Бальтазар (Александрийский квартет - 2) (Даррелл) - страница 45

Она более не бывала в свете и стала чем-то вроде легенды среди тех, кто знавал ее прежде, кто называл ее когда-то "черной ласточкой". Дни напролет сидела она теперь за грубым столом из сосновых досок и писала - раздумчивый почерк, высокие стройные буквы, - макая перо в золотую чернильницу. Письма заменили ей жизнь, и, сочиняя их, она стала ловить себя на странном чувстве смещенной реальности, какое испытывают писатели, общаясь с живыми людьми; за долгие годы переписки с Маунтоливом, к примеру, она, так сказать, создала его заново, и столь удачно, что он теперь был для нее не столько реальным человеческим существом, сколько персонажем, функцией ее собственного воображения. Она даже успела забыть, почти совершенно, как он выглядел, забыла ощущение его физического присутствия, и когда пришла телеграмма с извещением о его прибытии в Египет в течение ближайших нескольких месяцев, она поначалу не испытала ничего, кроме раздражения, кроме опасений, что созданный ею образ будет разрушен грубым вторжением плотской эманации. "Я не стану с ним встречаться", - были ее первые слова, сказанные злым шепотом; и только потом она задрожала и спрятала в ладонях изуродованное лицо.

"Маунтолив хочет тебя видеть, - сказал наконец Нессим, когда разговор, пройдя круг, снова вернулся к начальной теме. - Когда я могу привезти его?
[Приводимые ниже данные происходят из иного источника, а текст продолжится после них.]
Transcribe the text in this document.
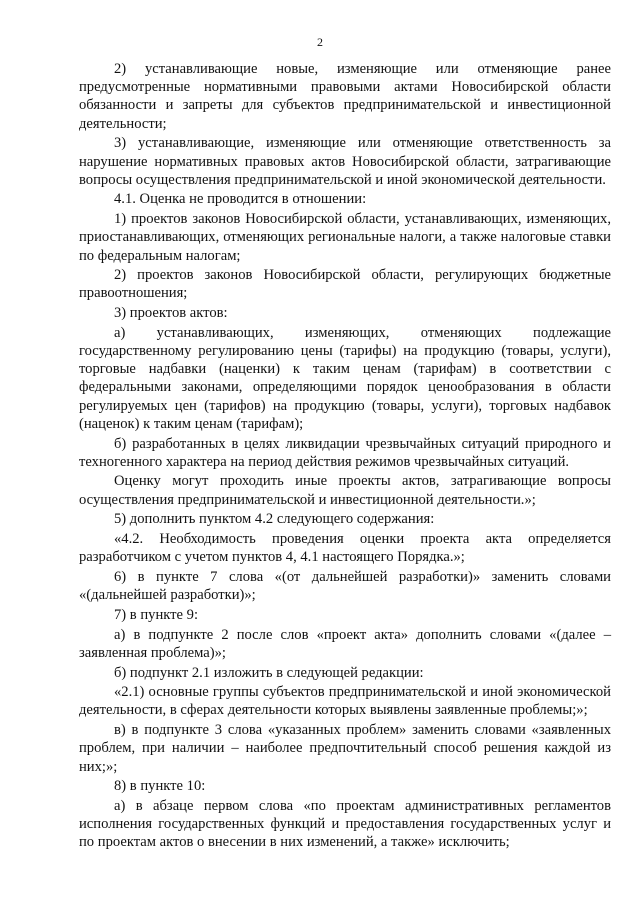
2

2) устанавливающие новые, изменяющие или отменяющие ранее предусмотренные нормативными правовыми актами Новосибирской области обязанности и запреты для субъектов предпринимательской и инвестиционной деятельности;

3) устанавливающие, изменяющие или отменяющие ответственность за нарушение нормативных правовых актов Новосибирской области, затрагивающие вопросы осуществления предпринимательской и иной экономической деятельности.

4.1. Оценка не проводится в отношении:

1) проектов законов Новосибирской области, устанавливающих, изменяющих, приостанавливающих, отменяющих региональные налоги, а также налоговые ставки по федеральным налогам;

2) проектов законов Новосибирской области, регулирующих бюджетные правоотношения;

3) проектов актов:

а) устанавливающих, изменяющих, отменяющих подлежащие государственному регулированию цены (тарифы) на продукцию (товары, услуги), торговые надбавки (наценки) к таким ценам (тарифам) в соответствии с федеральными законами, определяющими порядок ценообразования в области регулируемых цен (тарифов) на продукцию (товары, услуги), торговых надбавок (наценок) к таким ценам (тарифам);

б) разработанных в целях ликвидации чрезвычайных ситуаций природного и техногенного характера на период действия режимов чрезвычайных ситуаций.

Оценку могут проходить иные проекты актов, затрагивающие вопросы осуществления предпринимательской и инвестиционной деятельности.»;

5) дополнить пунктом 4.2 следующего содержания:

«4.2. Необходимость проведения оценки проекта акта определяется разработчиком с учетом пунктов 4, 4.1 настоящего Порядка.»;

6) в пункте 7 слова «(от дальнейшей разработки)» заменить словами «(дальнейшей разработки)»;

7) в пункте 9:

а) в подпункте 2 после слов «проект акта» дополнить словами «(далее – заявленная проблема)»;

б) подпункт 2.1 изложить в следующей редакции:

«2.1) основные группы субъектов предпринимательской и иной экономической деятельности, в сферах деятельности которых выявлены заявленные проблемы;»;

в) в подпункте 3 слова «указанных проблем» заменить словами «заявленных проблем, при наличии – наиболее предпочтительный способ решения каждой из них;»;

8) в пункте 10:

а) в абзаце первом слова «по проектам административных регламентов исполнения государственных функций и предоставления государственных услуг и по проектам актов о внесении в них изменений, а также» исключить;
Дипломатическая миссия со дня на день переедет на летние квартиры, так что он все время будет в Александрии".

"Ему придется подождать, я еще не готова, - сказала она, вновь ощутив закипающую внутри злость против самой возможности вторжения в ее мир: любимый и выдуманный. - Столько лет прошло". И спросила с трогательной страстной прямотой: "Он сильно постарел - он седой? С ногой у него все в порядке? Он хорошо ходит? Я о том падении в Австрии, на лыжах..."
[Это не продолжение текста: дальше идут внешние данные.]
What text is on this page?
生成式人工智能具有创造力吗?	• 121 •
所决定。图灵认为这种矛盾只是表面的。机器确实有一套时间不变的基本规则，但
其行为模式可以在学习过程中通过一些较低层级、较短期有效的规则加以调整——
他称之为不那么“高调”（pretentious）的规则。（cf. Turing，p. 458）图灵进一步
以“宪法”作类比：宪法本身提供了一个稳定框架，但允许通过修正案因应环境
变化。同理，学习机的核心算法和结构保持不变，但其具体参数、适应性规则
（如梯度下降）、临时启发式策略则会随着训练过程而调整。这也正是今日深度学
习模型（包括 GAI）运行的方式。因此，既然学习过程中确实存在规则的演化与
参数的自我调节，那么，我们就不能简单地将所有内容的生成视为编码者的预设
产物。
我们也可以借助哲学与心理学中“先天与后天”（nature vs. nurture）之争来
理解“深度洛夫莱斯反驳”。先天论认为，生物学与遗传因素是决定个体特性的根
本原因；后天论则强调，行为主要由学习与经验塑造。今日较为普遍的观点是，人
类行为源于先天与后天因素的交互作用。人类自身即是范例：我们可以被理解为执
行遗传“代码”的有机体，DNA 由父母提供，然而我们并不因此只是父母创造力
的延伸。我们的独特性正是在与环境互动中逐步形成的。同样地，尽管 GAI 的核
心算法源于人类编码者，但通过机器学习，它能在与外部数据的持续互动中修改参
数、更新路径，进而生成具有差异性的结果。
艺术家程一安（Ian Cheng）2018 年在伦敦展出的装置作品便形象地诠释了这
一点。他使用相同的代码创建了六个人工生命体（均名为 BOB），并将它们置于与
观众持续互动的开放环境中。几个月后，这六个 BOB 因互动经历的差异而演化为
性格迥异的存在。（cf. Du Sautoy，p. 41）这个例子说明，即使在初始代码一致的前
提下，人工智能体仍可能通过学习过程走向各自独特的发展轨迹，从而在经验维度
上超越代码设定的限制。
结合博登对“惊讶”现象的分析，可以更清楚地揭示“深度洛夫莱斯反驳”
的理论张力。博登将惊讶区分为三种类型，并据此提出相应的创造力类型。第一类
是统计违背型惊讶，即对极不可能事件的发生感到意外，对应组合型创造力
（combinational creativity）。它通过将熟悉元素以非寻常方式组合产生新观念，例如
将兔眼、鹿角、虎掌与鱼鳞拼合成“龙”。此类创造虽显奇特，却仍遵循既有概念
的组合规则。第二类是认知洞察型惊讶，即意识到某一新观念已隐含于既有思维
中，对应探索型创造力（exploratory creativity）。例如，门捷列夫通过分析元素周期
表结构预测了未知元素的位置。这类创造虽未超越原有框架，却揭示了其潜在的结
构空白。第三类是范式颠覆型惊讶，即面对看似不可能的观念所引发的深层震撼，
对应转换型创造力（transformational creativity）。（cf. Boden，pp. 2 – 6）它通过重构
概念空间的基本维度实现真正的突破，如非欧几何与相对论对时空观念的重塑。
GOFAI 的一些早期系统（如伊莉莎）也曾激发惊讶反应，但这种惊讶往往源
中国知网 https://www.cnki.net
Наруз слушал, подняв голову, и на сердце у него было тяжело и неспокойно: он отслеживал вариации чувства в ее голосе, как музыкант читает нотную строку.
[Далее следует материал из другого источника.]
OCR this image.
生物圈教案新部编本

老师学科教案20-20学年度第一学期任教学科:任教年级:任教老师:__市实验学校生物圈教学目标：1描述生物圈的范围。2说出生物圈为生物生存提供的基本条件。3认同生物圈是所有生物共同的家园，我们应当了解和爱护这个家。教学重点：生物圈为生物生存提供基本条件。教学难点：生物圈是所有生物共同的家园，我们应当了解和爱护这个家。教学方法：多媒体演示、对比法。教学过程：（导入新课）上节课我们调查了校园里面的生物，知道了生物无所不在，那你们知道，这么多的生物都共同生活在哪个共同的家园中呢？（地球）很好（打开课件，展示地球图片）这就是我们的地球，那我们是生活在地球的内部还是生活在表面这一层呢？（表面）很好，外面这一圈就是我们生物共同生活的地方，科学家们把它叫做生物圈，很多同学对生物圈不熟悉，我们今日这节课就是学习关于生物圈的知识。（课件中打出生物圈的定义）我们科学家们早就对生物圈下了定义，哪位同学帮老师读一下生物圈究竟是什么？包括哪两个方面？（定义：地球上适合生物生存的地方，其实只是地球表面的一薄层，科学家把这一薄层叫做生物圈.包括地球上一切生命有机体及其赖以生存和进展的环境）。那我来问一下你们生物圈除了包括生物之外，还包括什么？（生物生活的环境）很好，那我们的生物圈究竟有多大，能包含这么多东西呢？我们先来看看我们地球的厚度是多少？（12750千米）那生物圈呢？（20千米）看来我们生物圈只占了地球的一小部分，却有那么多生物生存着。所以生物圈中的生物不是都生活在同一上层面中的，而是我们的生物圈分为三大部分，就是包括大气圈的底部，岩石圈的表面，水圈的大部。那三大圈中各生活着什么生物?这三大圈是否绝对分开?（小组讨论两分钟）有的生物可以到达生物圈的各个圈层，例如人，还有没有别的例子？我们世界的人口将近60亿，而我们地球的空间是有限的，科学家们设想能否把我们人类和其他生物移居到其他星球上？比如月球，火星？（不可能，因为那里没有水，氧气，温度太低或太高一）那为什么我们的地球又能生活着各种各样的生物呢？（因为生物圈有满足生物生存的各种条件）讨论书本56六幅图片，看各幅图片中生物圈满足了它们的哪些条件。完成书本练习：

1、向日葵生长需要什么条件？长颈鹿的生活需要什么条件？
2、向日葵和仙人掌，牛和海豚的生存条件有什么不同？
"Он моложе, чем был, - сказал Нессим, - и на день не состарился". К его немалому удивлению, она подняла его ладонь, прижала к щеке и произнесла убитым голосом: "Ах, вы невозможны, просто невозможны, вы оба. Уходите. Оставьте меня одну. Мне нужно писать письма".

Зеркала были изгнаны из гарема с тех самых пор, как болезнь лишила ее уверенности в себе, но втайне от всех она сохранила маленькое карманное зеркальце в золотом окладе. Сверяясь с ним, она подкрашивала и подводила глаза - остатки былой роскоши, пробовала на них разные тона, вырабатывая изощренный арсенал взглядов и приноравливая их к разным репликам - в попытке снабдить то, что осталось от ее красоты, словарем, адекватным глубине и живости ее ума. Она была как человек, внезапно пораженный слепотой: он учится читать заново при помощи единственного оставшегося ему органа зрения - рук.